I'm new in C programming and currently learning about array and strings. I'm quite confuse in this topic. Coming to my question-

1. Since an array (for ex- a[]={20,44,4,8}), the name in an expression decays into pointer constant,so whenever if i try to do pointer arithmetic for example- a=a+1 or anything like this the compiler shows error but when the same thing I write in printf() function it is showing the address of the first element rather than showing error. Why?
2. In an expression for example *(a+1)=2 first (a+1) will be evaluated and then * will dereference it. My question is that if a is a pointer constant then how it can point to any other memory location in an array and how this expression is perfectly legal?

I tried to search about this but couldn't get the accurate result.

Answer 1

Although an array name evaluates to a pointer in some expressions, your a = a+1 assignment tries to assign to an array, which is not allowed.

On the other hand, a+1 expression is allowed, and it evaluates to another pointer. When you pass this value to printf, the function happily prints it. Do not forget to cast the result to void* when you print:

printf("%p\n", (void*)(a+1));

if a is a pointer constant then how it can point to any other memory location in an array and how is *(a+1) expression perfectly legal?

For the same reason that 2+3, a combination of two constants, produces a value that is neither a 2 nor a 3. In your example, a+1 expression does not modify a. Instead, the expression uses it as a "starting point", computes a different value (which happens to be of type pointer), and leaves a unchanged.

Answer 2

The name of the array a is not quite the same as a pointer constant. It merely acts like a pointer constant in some circumstances. In other circumstances it will act quite differently; for example, sizeof(a) may have a much larger value than sizeof(b) where b is truly a pointer.

This code is legal:

int a[] = {20,44,4,8};
int *b;
b = a;
b = b + 1;

because a is enough like a pointer that you can set b to point to the same address but, unlike a, b really is a pointer and it can be modified.

The last line of code could just as well be:

b = a + 1;

because the right-hand side here is not trying to modify a; it is merely using the address of the first element of a to compute a new address.

The expression *(a + 1) is effectively another way of writing a[1]. You know what will happen when you write a[1] = 2, right? It will change what is stored in the second element of a. (The first element is always a[0] whether you do anything with it or not.) Storing a new value in a[1] doesn't change the location of the array a.

Answer 3

When array decays in to pointer, the resulting value is a rvalue. It's an value that cannot be assigned to.

So int[4] will become int*const, constant pointer to integer.

Q1:

Types in expression a = a + 1 are:

int[4] = int[4] + int

If we focus on addition first, array decays to pointer:

int[4] = int*const + int
int[4] = int*const        // After addition

But now there is a problem:

int*const = int*const

In memory a is an array with 4 ints, and nothing more.
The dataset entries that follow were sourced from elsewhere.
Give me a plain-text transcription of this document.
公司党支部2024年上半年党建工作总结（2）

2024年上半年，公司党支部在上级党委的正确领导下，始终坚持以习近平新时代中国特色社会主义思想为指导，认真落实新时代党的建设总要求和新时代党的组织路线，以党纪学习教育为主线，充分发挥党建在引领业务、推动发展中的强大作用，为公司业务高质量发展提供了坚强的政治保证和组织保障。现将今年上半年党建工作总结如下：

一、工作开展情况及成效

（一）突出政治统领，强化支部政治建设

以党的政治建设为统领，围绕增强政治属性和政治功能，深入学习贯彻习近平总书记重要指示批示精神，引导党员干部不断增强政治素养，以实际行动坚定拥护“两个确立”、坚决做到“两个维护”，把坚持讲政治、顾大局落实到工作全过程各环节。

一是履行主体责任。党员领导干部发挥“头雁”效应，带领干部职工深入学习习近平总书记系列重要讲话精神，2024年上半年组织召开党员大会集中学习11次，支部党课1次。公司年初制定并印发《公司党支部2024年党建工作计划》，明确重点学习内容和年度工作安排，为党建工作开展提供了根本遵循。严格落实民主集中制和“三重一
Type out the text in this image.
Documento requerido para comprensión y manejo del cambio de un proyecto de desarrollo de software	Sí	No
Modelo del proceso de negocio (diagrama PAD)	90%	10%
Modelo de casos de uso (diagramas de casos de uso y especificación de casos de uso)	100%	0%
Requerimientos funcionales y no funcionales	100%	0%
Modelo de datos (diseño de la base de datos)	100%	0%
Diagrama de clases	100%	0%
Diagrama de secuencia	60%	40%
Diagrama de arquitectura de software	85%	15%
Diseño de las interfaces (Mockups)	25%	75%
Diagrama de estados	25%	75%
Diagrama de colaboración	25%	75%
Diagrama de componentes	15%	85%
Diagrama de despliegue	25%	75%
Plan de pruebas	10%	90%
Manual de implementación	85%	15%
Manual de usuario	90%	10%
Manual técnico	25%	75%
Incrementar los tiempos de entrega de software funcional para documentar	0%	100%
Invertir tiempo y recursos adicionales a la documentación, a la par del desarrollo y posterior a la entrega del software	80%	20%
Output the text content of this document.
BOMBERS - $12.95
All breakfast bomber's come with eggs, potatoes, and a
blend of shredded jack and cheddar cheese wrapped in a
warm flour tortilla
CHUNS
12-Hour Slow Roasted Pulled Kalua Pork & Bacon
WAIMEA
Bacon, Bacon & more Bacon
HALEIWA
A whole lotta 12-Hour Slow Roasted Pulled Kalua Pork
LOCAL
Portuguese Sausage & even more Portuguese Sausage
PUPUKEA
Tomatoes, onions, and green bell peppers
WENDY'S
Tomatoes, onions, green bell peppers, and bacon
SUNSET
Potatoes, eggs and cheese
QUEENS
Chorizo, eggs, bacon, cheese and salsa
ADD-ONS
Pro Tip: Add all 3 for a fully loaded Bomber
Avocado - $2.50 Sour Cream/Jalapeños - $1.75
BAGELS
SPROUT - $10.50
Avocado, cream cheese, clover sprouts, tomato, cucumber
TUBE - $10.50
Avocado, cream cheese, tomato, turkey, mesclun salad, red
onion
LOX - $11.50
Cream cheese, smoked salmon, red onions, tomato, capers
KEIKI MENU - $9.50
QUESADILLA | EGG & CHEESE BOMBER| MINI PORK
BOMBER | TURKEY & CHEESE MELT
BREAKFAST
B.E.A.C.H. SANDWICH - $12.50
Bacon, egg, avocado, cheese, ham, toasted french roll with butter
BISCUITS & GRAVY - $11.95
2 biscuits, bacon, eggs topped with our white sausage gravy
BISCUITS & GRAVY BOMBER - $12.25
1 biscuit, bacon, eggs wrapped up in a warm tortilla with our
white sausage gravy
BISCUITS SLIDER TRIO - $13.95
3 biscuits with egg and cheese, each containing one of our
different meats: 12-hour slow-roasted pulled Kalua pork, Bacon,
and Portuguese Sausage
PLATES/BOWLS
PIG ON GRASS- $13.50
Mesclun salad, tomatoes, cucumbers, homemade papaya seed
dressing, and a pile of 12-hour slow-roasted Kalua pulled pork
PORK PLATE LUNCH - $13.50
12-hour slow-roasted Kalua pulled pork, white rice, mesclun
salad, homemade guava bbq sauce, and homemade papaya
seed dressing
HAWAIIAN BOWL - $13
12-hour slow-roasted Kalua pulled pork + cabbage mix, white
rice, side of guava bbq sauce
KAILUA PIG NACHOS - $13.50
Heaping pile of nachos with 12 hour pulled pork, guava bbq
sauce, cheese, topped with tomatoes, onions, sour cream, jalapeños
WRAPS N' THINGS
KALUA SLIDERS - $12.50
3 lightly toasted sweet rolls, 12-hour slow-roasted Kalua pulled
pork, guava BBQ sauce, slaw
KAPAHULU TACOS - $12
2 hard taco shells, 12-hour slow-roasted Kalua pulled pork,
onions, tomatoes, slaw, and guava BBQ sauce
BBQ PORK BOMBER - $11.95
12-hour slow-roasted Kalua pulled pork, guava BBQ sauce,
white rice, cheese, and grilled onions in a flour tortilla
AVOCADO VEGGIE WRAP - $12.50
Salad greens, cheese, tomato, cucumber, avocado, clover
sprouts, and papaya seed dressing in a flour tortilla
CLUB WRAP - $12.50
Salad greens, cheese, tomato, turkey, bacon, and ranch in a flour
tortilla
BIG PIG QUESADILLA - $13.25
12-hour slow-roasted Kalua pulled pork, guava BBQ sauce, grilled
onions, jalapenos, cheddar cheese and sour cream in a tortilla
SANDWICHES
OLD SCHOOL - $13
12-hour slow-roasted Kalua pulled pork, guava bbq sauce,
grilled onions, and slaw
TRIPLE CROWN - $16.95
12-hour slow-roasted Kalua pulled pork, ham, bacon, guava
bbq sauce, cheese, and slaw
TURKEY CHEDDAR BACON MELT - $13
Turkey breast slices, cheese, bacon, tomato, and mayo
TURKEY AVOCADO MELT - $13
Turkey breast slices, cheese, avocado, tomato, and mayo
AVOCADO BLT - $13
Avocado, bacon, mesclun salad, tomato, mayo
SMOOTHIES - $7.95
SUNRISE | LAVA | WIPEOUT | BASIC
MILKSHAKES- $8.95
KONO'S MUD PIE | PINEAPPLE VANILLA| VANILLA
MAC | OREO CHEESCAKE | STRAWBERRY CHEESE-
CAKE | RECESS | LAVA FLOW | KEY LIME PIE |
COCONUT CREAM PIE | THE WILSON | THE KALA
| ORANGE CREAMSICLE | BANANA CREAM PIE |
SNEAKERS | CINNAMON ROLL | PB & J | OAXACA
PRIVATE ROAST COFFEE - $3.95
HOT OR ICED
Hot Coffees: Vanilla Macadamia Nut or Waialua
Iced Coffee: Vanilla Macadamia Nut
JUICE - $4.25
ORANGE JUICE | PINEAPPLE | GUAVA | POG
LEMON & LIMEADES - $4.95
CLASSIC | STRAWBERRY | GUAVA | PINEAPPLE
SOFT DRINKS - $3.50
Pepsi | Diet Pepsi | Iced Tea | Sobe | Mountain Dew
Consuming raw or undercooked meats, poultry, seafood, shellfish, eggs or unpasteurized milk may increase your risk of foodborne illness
There is no place where you could possibly store address with type int*. Compiler will show an error.

Q2:

Types in expression *(a+1)=2 are:

*(int[4] + int) = int

Again, array decays to pointer and addition happens:

*(int*const + int) = int
*(int*const) = int        // int* is now equal to &a[1]

Dereferencing int*const is legal. While pointer is constant, value it points to is not:

int = int  // Ok, equal types

Types are now perfectly compatible.